The update to the so-called “names rule” would require funds that use an investment style in the name of the fund invest at least 80% of the assets in securities with the same characteristics. Townsend said the problem was the SEC wrote the rule to include investing styles like “value” and “growth,” inviting a lot of potential confusion.
The new marketing rule for financial advisors, which allows for the use of testimonials and investment performance in marketing, but with strict guidelines, will be a highlight of SEC exams going forward, he said. The new rules implementation date is today. “I hope you’re ready,” Townsend said.
Townsend brought up the SEC’s recent enforcement action on several firms for not properly monitoring their employee’s use of personal phones and messaging apps for business communications, and said it was something that RIAs needed to address in their own firms. “It is clearly an SEC enforcement priority,” he said.
Finally, he said advisors needed to pay attention to the proposed rule that advisors have a systematic way to vet their outside third-party investment managers to ensure they were providing a fiduciary service to clients.
“It does look like another compliance burden. Another set of boxes you are going to have to check,” Townsend said.
As for predictions about which way Congress will tilt after the mid-term elections next week, Townsend said it was likely the House of Representatives will go to the Republicans with a gain of some 40 seats or so, which is the average gain for a party when the president of the opposing party’s approval rating is under 50%. “More than that would be a real red wave.”
The Senate is too close to call, as only a handful of states are competitive races, meaning a margin of a party victory was likely to be by only one or two seats.

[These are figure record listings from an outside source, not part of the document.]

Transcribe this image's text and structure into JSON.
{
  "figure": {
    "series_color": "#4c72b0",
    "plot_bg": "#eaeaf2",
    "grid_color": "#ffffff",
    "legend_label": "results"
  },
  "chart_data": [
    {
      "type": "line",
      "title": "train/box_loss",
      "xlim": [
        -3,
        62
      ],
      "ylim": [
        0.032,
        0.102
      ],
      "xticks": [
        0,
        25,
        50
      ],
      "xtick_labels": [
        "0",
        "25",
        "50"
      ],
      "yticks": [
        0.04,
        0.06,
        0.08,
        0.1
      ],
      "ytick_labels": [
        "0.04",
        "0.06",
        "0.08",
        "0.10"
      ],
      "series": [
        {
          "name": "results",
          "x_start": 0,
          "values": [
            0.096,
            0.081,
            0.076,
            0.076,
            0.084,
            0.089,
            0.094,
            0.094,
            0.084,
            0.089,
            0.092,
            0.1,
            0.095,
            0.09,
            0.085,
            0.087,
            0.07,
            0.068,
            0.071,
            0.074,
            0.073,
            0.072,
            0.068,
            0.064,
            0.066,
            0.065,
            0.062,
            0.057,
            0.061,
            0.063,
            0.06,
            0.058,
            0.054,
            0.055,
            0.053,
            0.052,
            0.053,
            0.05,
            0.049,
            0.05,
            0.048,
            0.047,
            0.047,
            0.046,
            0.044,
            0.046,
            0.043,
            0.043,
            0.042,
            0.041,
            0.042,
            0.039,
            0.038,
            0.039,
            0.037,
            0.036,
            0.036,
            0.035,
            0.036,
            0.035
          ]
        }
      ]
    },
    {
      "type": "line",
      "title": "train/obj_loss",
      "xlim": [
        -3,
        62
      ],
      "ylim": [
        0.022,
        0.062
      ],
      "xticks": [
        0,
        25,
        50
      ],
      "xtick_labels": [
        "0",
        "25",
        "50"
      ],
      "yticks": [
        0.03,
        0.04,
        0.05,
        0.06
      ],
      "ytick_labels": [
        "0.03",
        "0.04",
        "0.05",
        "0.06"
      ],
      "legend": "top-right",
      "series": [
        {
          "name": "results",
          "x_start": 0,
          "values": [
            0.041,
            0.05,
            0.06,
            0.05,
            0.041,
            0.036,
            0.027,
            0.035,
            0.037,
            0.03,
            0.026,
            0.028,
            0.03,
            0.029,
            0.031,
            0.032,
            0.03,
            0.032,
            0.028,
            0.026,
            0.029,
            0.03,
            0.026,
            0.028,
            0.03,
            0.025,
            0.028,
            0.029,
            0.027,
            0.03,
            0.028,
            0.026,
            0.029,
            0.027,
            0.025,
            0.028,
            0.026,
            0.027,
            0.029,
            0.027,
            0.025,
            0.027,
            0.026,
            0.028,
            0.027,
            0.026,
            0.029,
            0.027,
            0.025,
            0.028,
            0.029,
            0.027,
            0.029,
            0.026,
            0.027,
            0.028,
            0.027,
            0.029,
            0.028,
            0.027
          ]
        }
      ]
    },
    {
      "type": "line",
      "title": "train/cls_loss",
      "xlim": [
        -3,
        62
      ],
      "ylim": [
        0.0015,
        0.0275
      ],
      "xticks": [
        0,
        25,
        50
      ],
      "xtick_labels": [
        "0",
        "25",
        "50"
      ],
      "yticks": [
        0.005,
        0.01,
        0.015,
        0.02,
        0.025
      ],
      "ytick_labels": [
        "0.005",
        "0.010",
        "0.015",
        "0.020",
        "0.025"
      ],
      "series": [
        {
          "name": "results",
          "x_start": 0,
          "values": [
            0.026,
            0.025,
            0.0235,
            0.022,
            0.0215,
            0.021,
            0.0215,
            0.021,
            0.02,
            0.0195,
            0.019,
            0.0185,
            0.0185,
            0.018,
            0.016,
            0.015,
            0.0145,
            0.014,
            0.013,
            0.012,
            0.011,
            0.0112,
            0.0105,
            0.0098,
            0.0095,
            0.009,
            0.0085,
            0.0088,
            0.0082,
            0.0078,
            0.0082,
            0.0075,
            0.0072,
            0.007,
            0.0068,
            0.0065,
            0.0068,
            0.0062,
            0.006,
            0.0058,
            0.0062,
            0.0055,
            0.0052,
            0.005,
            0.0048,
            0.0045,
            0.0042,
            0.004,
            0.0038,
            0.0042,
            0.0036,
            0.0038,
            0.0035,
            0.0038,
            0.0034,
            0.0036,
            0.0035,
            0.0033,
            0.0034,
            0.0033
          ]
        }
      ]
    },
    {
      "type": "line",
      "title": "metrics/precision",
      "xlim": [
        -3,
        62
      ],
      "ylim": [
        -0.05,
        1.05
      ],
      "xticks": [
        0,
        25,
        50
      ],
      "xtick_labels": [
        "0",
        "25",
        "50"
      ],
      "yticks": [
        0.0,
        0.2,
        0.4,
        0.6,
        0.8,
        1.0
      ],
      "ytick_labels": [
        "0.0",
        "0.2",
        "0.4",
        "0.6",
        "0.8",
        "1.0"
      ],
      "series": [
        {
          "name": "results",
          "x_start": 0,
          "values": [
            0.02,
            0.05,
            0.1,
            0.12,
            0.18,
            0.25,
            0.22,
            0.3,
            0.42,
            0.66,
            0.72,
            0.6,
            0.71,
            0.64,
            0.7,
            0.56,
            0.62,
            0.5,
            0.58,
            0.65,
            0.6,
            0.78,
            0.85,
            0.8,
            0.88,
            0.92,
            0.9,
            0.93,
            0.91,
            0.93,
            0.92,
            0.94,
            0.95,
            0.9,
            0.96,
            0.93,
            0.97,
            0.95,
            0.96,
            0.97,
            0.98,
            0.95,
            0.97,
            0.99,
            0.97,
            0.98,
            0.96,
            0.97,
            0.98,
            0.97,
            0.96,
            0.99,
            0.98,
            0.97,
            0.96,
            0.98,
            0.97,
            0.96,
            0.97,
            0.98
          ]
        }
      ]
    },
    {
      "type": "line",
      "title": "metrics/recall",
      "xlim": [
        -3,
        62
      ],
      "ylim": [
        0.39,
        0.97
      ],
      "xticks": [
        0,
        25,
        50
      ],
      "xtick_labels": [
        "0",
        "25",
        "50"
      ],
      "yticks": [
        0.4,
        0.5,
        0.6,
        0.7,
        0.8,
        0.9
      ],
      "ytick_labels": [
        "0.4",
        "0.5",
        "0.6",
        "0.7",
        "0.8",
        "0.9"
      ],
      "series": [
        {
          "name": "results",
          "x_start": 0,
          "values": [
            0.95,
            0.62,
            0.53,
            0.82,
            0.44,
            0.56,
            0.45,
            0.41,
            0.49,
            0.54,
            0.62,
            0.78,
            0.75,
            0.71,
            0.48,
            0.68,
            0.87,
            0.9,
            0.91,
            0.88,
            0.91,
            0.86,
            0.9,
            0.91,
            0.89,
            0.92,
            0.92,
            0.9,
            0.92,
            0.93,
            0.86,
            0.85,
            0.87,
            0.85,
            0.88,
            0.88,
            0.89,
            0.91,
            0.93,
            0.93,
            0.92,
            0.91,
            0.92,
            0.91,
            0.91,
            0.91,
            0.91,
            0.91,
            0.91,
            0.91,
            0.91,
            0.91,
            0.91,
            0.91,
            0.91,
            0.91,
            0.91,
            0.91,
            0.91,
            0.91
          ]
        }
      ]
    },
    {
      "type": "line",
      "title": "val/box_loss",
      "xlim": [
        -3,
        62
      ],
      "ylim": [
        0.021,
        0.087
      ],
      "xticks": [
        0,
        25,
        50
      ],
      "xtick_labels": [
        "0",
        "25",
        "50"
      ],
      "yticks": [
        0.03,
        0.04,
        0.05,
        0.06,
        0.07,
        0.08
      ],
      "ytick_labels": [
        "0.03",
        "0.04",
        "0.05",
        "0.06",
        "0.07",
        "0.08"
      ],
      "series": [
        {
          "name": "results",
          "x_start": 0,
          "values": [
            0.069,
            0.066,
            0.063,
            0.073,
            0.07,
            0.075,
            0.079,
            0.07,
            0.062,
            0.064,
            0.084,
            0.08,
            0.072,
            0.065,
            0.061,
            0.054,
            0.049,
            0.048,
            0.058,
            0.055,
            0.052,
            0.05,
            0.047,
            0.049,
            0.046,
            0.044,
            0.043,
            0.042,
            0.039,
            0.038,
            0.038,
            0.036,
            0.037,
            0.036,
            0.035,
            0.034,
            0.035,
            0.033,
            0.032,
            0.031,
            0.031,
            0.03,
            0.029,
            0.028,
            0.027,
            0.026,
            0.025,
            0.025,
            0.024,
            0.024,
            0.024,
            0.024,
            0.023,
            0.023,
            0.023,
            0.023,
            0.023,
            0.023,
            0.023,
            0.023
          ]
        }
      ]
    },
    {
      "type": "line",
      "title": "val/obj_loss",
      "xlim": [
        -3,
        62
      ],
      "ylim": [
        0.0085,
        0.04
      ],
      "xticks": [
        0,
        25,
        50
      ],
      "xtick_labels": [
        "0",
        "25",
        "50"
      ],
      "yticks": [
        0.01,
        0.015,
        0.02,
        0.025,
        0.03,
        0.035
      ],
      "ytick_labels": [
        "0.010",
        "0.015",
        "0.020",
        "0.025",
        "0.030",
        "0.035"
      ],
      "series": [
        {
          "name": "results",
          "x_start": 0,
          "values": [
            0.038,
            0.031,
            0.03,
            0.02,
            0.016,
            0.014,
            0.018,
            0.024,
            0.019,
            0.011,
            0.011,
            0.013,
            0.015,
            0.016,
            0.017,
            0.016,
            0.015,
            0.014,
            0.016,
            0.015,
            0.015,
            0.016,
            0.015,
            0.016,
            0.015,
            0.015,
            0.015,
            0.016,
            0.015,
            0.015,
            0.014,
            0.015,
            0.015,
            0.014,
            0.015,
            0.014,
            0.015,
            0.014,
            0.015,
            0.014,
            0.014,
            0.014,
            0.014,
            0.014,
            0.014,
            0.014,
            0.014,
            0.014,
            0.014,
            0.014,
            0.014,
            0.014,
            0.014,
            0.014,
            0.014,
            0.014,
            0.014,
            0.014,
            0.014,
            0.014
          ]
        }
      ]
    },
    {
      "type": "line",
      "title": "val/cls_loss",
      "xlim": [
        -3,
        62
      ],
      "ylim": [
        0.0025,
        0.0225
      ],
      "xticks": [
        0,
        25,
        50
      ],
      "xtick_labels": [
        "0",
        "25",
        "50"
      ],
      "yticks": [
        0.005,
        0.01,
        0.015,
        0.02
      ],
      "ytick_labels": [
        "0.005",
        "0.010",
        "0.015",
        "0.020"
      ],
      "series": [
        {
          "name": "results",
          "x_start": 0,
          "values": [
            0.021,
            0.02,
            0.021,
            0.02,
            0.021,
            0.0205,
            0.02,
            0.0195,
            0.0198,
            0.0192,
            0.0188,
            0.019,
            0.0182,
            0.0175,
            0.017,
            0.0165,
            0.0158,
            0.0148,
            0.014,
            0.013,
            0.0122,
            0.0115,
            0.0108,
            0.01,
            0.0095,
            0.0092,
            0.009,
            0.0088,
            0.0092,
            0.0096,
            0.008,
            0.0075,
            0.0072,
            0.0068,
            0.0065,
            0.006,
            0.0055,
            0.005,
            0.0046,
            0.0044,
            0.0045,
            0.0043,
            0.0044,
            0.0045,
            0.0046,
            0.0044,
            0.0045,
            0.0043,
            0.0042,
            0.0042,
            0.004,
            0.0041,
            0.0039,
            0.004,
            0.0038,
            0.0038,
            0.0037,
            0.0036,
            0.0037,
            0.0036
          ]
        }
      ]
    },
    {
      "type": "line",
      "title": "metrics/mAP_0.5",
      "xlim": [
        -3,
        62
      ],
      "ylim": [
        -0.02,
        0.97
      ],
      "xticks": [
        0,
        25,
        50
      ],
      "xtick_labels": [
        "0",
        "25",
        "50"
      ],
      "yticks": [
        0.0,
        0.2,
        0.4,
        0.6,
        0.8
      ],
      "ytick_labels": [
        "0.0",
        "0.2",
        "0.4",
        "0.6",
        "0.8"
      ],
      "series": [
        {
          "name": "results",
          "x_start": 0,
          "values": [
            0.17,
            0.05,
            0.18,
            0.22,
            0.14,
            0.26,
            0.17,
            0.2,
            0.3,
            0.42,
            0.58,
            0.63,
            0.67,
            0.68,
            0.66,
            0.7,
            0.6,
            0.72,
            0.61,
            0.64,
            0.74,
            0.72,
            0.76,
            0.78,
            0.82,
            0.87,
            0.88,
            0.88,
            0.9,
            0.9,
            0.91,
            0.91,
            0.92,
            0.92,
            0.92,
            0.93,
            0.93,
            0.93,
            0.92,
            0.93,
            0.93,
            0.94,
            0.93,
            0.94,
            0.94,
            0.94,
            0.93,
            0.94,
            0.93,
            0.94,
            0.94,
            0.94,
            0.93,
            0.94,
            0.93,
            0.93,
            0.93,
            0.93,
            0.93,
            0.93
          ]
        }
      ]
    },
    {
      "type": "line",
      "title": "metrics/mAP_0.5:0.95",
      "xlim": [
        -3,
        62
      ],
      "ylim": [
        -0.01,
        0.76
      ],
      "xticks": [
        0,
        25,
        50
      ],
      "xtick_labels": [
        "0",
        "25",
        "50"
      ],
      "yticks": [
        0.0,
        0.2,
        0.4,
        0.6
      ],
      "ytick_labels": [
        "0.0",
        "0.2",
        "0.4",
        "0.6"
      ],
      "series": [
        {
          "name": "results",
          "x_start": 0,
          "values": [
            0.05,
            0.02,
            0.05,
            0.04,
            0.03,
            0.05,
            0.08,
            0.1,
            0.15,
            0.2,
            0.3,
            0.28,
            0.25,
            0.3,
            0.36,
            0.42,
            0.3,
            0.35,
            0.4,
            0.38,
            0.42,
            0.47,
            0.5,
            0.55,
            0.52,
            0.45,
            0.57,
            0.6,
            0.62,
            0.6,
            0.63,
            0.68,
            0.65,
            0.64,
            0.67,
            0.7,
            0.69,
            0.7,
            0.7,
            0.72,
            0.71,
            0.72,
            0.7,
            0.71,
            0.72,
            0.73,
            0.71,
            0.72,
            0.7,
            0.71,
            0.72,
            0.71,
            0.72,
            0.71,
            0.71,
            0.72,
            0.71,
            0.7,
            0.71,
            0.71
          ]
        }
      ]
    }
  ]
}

The only scenario that Townsend said could roil markets is not likely in the mid-terms, but in the presidential election in two years if there were widespread disputes around the election outcome.
Federal money spent on infrastructure and via the Inflation Reduction Act will have long implementation periods which could be a boon to markets, Townsend said, but it would be a mistake for advisors or clients to make any portfolio moves based on a specific election outcome.
“That’s not an investing strategy,” he said. “There is no reason to do anything to a portfolio based on the election.”